«Ich hatte eine herausfordernde Jugend», sagt Judith Weber. Sie wuchs zusammen mit drei Geschwistern unter christlicher Erziehung auf dem Bauernhof ihrer Eltern auf. Ihre jüngste Schwester hatte eine schwere körperliche und geistige Beeinträchtigung, die eine Rundum-Betreuung forderte. Das familiäre Zusammenleben konzentrierte sich auf die besonderen Bedürfnisse der Schwester, was Weber jedoch nie als ungerecht empfand. «Ich hatte nicht das Gefühl, zu kurz zu kommen. Dass meine Eltern auf die Bedürfnisse meiner Schwester mehr eingehen mussten, war für mich nachvollziehbar. Ich lernte früh, dass Gesundheit ein Geschenk und nicht selbstverständlich ist», erklärt sie.
«Anderssein» als Angriffsfläche
Schwierig waren jedoch die Hänseleien in der Schule. Neben negativen Bemerkungen zu ihrer Schwester sorgte die Art, wie sie sich kleidete, des Öfteren für Gesprächsthemen bei den Mitschülern. «Als ehemalige Christin trug ich einen Rock und hatte Haarzöpfe – gerade in der Pubertät, wo alle gleich sein und reinpassen wollen, fiel ich mit meinem Äusseren auf.» Dass das «Anderssein» als Angriffsfläche diente, störte die heutige Therapeutin schon damals. Die persönliche Entwicklung, die Weber in dieser Zeit machte, liess sie hinterfragen, was richtig und falsch ist und ob es nicht auch Mittelwege gibt. Der christliche Glaube, der ihren Eltern viel Kraft gegeben hatte, fühlte sich für die Ueberstorferin einengend und fremdbestimmt an.

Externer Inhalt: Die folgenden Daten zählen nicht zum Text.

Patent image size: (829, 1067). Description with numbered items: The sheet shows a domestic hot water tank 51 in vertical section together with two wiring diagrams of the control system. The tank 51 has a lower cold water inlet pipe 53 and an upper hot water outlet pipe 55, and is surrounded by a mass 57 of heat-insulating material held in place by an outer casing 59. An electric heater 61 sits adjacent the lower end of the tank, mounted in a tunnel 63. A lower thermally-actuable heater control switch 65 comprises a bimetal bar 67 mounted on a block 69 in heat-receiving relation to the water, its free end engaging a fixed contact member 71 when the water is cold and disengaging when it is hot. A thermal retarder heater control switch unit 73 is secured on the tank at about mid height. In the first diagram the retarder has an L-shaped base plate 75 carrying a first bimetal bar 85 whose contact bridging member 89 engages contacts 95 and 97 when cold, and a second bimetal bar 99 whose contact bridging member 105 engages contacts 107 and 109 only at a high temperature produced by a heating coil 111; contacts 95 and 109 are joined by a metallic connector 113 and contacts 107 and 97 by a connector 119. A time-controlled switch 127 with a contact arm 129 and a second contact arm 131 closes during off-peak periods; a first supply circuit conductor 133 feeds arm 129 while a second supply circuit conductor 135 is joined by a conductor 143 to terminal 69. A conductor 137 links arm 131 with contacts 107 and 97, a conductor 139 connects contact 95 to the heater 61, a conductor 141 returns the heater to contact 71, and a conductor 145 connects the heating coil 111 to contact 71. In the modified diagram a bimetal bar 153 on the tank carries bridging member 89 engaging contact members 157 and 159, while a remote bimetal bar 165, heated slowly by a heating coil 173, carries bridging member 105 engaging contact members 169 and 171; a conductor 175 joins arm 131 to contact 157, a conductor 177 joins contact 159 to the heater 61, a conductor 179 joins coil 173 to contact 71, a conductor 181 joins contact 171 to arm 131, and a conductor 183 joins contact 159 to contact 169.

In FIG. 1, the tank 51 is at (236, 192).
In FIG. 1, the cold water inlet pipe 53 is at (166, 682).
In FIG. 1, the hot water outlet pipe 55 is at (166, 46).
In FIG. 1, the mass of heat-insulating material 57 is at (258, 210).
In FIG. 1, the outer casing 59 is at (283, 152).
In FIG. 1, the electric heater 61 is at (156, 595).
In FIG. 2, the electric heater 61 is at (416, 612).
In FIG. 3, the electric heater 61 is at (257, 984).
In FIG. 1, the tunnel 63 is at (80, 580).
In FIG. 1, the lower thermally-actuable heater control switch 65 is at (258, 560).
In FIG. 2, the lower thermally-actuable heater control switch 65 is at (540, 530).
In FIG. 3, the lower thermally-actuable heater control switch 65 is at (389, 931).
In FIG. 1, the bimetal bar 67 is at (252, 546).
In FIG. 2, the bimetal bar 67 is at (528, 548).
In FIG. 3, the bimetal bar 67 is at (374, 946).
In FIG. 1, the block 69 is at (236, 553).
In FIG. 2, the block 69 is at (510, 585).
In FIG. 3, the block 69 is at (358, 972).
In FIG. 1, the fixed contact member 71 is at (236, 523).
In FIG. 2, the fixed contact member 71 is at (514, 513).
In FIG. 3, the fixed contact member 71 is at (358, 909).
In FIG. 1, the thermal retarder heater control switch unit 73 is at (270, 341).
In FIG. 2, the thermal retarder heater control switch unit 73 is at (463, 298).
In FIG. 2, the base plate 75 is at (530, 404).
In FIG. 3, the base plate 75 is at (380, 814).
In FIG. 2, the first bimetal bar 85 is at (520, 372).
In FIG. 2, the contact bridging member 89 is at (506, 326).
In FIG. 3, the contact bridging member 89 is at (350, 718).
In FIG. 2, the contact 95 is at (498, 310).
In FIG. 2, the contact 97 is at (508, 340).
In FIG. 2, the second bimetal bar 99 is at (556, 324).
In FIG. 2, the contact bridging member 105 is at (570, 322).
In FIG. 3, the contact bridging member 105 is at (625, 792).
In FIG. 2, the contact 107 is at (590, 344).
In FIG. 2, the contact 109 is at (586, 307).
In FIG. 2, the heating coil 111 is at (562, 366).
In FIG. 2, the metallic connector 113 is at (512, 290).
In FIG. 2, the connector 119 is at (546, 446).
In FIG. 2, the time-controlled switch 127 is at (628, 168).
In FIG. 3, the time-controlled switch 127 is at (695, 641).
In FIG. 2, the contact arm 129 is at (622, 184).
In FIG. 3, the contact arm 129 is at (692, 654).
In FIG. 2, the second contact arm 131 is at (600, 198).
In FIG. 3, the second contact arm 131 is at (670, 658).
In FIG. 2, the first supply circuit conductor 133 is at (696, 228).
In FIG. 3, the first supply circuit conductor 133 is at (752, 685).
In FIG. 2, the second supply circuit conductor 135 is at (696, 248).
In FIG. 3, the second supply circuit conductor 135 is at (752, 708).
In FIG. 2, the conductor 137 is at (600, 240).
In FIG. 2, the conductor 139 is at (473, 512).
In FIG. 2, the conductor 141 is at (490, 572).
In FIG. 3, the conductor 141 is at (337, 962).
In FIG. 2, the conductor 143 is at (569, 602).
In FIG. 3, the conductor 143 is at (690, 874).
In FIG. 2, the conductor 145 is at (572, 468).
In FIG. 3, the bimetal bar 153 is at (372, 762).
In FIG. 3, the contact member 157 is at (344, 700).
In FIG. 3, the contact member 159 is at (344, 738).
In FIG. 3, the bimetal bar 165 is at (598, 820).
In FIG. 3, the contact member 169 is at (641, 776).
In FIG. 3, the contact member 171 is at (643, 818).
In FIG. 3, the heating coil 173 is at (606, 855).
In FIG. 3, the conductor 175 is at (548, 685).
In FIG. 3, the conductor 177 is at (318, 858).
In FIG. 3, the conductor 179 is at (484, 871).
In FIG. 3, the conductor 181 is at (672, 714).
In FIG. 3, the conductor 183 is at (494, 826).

Mit zwanzig Jahren verliess sie schliesslich ihr Elternhaus. Entschlossen, pragmatische Haltungen über Bord zu werfen, wollte Weber mehr vom Leben und verfolgte ihren eigenen Weg.
Diagnose Autismus
Sie arbeitete, wurde Mutter von zwei Kindern und lebte nun nach ihren eigenen Grundsätzen. In den ersten Lebensjahren ihres Sohnes fiel ihr auf, dass ihr Junge in sozialen Situationen sensibler als andere reagierte und mit Reizüberflutungen zu kämpfen hatte. Im Kindergartenalter folgte schliesslich die Diagnose Autismus. Das bedeutet u. a., dass ihr Sohn Informationen anders wahrnimmt und verarbeitet. Er benötigt viel Struktur und mehr Erholungsphasen, da er sich oft anpasst, um nicht aufzufallen und mithalten zu können
Schwierige Zeit
Nach einer intensiven Zeit mit ihrem Sohn, vielen Nächten mit wenig Schlaf und emotionalen Kämpfen fühlte sich Weber ausgelaugt und erschöpft. Die Balance zwischen Arbeit, gesellschaftlichen Verpflichtungen und Mutter eines Sohnes mit besonderen Bedürfnissen, ertränkte sie. «Jeder Mensch bringt etwas Einzigartiges mit in diese Welt. Ich stellte mir in dieser schlechten Zeit die Frage, warum bin ich hier und lebe ich mein Leben so, wie ich es möchte oder wie es die anderen gerne hätten.» Ab da hat sich Weber für ihre Selbstsorge eingesetzt. Beruflich musste sie zurückstecken, da die Fremdbetreuung für ihren Sohn nicht mehr wie bis anhin funktionierte. «Ich musste lernen, anders mit dieser Situation umzugehen.» Die nötige Kraft konnte Weber aus der Meditation schöpfen. Als sie mit mentalem Training begann, profitierte auch ihr Sohn von dieser neuen Energie. Schliesslich absolvierte Weber die Ausbildung zur Entspannungs- und Mentaltrainerin sowie zur Hypnosetherapeutin. Zudem gibt sie für Autismus Bern Kurse, wo sie Eltern mit neurodiversen Kindern begleitet.
Weg vom Schubladendenken
«Von der Gesellschaft wünsche ich mir mehr Offenheit, vor allem in Bezug auf Menschen mit besonderen Bedürfnissen», sagt sie. Es sei wichtig, sich mehr auf sein Gegenüber einzulassen, zuzuhören und weg vom Schubladendenken zu kommen. «Alle Menschen haben ihre Stärken und Schwächen. Heutzutage scheinen die Schwächen jedoch mehr ins Gewicht zu fallen», meint sie. Für sie sei wichtig, dass ihr Sohn an sich glaube und sein Selbstvertrauen nicht verliere. «Wir werden uns noch mit vielen gesellschaftlichen Themen befassen müssen, sehen diese jedoch als Herausforderungen. Denn sie bieten Chancen für neue Möglichkeiten und lassen uns gemeinsam wachsen.»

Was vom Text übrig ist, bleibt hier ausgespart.